Tristesse Royal – quasidokumentarisch von Sofia Coppola gefilmt, der bewährten Chronistin der Gelangweilten wie Leidgeprüften zwischen Tokio, New York und Versailles. Nahezu unbewegt, ja kalt, folgt sie dem Lauf, vielleicht sogar den letzten Tagen eines nicht mal mehr Getriebenen, sondern abgeklärt Dahinsinkenden, folgt ihm auch gar nicht konsequent, sondern lässt ihn durchs Bild kreuzen und irgendwann verschwinden.
Als Romantiker konnte ich die Schlussszene von „Lost in translation“, den unverständlichen Dialog zwischen Bill Murray und Scarlett Johansson natürlich nur als Happy-end interpretieren.
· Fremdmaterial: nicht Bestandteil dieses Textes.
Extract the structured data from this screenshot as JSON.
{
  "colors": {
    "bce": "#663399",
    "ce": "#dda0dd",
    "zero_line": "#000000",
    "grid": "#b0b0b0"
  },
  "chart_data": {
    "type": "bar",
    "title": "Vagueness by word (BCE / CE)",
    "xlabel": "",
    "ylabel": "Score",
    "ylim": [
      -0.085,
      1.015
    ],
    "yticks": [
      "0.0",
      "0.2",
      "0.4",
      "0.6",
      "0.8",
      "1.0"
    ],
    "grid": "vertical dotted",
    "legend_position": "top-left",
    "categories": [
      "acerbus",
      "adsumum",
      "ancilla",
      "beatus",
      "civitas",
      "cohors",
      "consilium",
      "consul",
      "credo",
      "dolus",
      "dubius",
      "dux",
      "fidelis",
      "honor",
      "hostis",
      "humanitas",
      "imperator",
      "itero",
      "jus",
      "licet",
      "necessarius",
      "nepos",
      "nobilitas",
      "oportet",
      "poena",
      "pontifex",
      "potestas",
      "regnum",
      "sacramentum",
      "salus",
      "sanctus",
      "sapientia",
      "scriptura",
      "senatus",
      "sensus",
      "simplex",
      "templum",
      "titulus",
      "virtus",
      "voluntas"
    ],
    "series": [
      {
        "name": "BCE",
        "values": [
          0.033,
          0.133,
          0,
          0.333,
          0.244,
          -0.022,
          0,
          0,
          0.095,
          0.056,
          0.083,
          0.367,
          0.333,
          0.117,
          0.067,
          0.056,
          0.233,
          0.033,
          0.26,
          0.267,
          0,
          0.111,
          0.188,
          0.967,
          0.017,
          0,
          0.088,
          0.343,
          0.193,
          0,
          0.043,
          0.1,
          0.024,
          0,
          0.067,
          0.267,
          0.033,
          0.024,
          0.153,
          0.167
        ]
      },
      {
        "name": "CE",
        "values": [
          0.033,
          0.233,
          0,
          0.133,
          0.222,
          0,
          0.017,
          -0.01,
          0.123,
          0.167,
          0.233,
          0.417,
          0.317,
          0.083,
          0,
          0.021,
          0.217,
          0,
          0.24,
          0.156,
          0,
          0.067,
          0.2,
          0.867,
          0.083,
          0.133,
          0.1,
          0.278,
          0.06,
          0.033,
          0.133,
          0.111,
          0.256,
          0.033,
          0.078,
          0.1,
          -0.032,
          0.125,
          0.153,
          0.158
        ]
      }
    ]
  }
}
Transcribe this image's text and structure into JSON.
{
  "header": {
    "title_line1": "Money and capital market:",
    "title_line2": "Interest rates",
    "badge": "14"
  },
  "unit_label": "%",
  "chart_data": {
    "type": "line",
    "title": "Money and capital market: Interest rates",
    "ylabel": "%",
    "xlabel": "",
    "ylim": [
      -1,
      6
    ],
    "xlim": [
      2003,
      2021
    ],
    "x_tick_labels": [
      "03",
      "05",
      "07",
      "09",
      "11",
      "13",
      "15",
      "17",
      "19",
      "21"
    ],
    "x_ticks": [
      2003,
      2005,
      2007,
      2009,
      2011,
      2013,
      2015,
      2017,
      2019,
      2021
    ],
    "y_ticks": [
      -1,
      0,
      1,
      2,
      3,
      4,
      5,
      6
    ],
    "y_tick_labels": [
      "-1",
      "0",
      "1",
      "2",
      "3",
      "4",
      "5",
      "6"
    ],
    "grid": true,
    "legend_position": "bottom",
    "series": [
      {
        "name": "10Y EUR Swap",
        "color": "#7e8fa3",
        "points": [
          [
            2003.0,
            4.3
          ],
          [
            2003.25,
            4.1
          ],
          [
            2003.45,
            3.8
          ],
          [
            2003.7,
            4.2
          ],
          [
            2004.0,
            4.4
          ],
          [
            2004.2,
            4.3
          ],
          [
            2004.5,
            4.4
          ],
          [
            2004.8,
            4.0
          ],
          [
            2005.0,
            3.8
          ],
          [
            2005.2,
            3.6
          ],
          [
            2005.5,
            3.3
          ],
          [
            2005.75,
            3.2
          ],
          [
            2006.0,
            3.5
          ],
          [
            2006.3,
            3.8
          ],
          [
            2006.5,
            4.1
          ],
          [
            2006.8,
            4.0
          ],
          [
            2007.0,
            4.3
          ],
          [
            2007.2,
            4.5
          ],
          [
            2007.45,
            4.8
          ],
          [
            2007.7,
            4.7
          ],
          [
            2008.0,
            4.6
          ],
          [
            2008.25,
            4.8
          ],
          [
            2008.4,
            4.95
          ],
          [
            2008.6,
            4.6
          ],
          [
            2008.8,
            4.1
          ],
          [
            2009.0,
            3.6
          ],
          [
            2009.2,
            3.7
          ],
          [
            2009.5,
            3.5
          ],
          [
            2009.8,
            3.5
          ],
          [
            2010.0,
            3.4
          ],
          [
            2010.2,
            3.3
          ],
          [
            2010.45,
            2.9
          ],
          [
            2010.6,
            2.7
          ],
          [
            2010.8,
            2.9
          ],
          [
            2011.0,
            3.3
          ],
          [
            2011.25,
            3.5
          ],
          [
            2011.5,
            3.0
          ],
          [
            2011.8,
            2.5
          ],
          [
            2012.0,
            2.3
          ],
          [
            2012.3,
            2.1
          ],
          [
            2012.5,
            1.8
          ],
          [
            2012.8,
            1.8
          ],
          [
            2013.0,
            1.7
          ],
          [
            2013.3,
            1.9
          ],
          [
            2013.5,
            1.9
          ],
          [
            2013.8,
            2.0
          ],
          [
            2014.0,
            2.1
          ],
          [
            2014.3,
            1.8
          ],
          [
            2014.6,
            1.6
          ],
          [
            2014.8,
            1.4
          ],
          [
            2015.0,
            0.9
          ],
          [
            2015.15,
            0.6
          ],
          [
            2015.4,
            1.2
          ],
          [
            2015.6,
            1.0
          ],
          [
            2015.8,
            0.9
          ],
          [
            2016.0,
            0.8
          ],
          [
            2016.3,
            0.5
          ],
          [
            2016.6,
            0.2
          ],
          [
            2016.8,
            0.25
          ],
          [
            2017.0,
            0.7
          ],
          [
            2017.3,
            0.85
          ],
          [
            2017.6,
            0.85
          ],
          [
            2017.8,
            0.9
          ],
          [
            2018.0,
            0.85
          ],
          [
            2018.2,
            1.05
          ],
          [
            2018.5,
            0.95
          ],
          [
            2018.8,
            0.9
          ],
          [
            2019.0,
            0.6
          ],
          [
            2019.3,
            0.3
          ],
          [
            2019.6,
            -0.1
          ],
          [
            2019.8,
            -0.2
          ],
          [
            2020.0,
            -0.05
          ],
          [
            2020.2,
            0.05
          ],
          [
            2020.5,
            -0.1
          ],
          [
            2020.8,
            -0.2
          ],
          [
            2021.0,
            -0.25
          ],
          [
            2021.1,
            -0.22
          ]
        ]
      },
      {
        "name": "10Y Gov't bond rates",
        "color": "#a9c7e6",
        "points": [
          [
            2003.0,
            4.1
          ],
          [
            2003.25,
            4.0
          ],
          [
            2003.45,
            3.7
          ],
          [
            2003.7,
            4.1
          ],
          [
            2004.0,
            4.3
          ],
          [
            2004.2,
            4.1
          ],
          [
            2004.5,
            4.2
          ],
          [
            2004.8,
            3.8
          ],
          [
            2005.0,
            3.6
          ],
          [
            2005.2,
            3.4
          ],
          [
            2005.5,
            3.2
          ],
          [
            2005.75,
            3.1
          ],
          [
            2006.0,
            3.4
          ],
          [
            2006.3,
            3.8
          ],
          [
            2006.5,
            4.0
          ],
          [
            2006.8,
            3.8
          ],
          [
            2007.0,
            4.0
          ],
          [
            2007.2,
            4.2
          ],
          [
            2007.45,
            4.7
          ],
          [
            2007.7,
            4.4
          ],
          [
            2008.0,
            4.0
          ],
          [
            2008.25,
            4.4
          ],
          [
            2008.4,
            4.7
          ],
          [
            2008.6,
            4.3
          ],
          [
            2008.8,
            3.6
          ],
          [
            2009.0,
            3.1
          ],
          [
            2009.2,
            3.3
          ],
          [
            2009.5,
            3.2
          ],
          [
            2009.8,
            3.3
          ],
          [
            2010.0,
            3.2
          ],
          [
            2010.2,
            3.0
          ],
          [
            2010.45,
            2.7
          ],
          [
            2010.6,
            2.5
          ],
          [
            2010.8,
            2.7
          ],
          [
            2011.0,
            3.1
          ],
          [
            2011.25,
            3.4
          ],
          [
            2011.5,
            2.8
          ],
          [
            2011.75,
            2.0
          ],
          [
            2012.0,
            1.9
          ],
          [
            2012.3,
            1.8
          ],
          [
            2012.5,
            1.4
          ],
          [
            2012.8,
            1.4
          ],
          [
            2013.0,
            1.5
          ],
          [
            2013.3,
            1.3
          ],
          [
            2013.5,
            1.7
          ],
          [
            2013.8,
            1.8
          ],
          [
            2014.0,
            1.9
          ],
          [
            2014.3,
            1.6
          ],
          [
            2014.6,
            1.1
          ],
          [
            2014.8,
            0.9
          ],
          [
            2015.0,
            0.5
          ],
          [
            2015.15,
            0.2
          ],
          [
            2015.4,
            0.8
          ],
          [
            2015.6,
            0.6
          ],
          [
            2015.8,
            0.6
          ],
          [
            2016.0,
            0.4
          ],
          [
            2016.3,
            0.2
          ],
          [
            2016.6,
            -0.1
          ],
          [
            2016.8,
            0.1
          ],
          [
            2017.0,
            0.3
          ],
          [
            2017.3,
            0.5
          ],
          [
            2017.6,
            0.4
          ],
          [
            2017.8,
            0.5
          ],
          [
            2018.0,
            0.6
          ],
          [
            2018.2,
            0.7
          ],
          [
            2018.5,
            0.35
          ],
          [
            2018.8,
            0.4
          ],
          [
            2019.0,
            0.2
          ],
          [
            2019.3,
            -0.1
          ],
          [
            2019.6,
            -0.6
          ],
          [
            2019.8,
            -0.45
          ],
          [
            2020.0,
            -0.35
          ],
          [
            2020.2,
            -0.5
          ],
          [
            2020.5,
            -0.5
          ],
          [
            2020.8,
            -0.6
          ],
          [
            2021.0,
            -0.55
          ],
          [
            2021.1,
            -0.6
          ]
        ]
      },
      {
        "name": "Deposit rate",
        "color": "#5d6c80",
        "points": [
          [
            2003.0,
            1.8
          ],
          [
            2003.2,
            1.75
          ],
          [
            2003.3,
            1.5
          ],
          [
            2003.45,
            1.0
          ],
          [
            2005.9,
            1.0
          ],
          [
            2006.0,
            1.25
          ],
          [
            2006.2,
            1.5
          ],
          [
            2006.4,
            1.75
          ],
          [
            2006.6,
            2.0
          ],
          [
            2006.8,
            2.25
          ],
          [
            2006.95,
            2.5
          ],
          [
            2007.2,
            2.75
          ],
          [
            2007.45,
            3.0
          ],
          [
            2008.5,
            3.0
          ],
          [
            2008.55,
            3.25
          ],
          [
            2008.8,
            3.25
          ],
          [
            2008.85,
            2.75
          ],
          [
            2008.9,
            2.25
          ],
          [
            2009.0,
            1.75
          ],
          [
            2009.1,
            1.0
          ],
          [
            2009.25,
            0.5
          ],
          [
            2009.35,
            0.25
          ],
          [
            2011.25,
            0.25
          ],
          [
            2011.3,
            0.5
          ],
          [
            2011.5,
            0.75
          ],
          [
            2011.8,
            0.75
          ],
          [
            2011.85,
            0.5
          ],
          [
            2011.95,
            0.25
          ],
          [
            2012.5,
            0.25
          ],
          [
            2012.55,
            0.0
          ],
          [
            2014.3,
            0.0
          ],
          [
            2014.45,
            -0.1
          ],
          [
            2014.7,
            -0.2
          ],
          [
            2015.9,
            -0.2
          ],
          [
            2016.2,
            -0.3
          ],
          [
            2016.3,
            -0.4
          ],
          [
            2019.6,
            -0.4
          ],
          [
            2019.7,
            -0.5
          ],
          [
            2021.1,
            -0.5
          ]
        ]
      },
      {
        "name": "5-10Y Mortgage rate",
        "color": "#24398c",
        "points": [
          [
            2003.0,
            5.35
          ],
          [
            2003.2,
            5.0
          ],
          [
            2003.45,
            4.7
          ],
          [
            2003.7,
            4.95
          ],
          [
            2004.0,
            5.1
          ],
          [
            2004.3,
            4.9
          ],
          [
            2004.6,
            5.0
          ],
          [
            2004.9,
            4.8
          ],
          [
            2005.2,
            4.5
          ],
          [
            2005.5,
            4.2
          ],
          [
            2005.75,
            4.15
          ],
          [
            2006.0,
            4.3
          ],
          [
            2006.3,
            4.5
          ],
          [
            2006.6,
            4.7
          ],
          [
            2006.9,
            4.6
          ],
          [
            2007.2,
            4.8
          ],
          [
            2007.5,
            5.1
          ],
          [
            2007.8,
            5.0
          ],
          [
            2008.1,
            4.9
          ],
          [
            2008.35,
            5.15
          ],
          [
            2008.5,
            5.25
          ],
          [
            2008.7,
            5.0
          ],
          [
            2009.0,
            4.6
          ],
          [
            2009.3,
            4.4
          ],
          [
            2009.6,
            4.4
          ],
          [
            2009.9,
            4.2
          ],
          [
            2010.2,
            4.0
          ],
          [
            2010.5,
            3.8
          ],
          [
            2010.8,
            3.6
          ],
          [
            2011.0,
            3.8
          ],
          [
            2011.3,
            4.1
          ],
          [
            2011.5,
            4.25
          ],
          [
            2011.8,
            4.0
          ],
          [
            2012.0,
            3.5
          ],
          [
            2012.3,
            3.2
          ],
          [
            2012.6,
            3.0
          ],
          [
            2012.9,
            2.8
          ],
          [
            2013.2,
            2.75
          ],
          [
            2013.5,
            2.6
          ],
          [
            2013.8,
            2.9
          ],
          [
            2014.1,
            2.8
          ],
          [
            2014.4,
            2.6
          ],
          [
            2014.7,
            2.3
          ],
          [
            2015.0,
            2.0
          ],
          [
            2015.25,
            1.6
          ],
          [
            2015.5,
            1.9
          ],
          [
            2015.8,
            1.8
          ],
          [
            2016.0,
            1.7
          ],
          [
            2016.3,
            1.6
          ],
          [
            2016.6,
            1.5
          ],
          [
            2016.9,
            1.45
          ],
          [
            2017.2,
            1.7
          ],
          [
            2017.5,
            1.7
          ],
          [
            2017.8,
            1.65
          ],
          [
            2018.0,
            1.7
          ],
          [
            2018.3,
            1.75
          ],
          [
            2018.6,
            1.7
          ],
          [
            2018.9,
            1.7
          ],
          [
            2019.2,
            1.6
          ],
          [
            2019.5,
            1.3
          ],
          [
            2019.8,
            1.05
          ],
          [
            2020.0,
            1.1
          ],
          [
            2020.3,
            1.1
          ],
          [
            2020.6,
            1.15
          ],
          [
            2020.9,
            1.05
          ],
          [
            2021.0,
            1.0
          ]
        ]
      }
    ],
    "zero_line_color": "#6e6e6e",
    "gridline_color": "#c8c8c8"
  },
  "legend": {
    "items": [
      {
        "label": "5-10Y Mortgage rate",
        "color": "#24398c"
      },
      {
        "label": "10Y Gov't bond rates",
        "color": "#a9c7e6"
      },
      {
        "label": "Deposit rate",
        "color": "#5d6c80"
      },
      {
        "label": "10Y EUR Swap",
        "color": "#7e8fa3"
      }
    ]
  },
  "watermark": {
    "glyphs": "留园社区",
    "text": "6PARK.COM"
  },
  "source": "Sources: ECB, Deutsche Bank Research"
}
Kirsten Dunsts „Marie Antoinette“ erfreute sich immerhin noch des prallen Lebens vor dem Schafott. Doch im Vergleich mit Johnny Marcos unaufgeregter wie finaler Einsamkeit erscheinen mir sogar die Selbstmordschwestern aus „Virgin Suicides“ fidel und selbstbestimmt. Was nicht ausschließen muß, dass man dem Hollywood-Beau Marco jede Party, jeden Quickie mit dem Model in der Nachbarsuite, jede Bono-Anekdote neidet, ohne aber letztendlich mit ihm tauschen zu wollen.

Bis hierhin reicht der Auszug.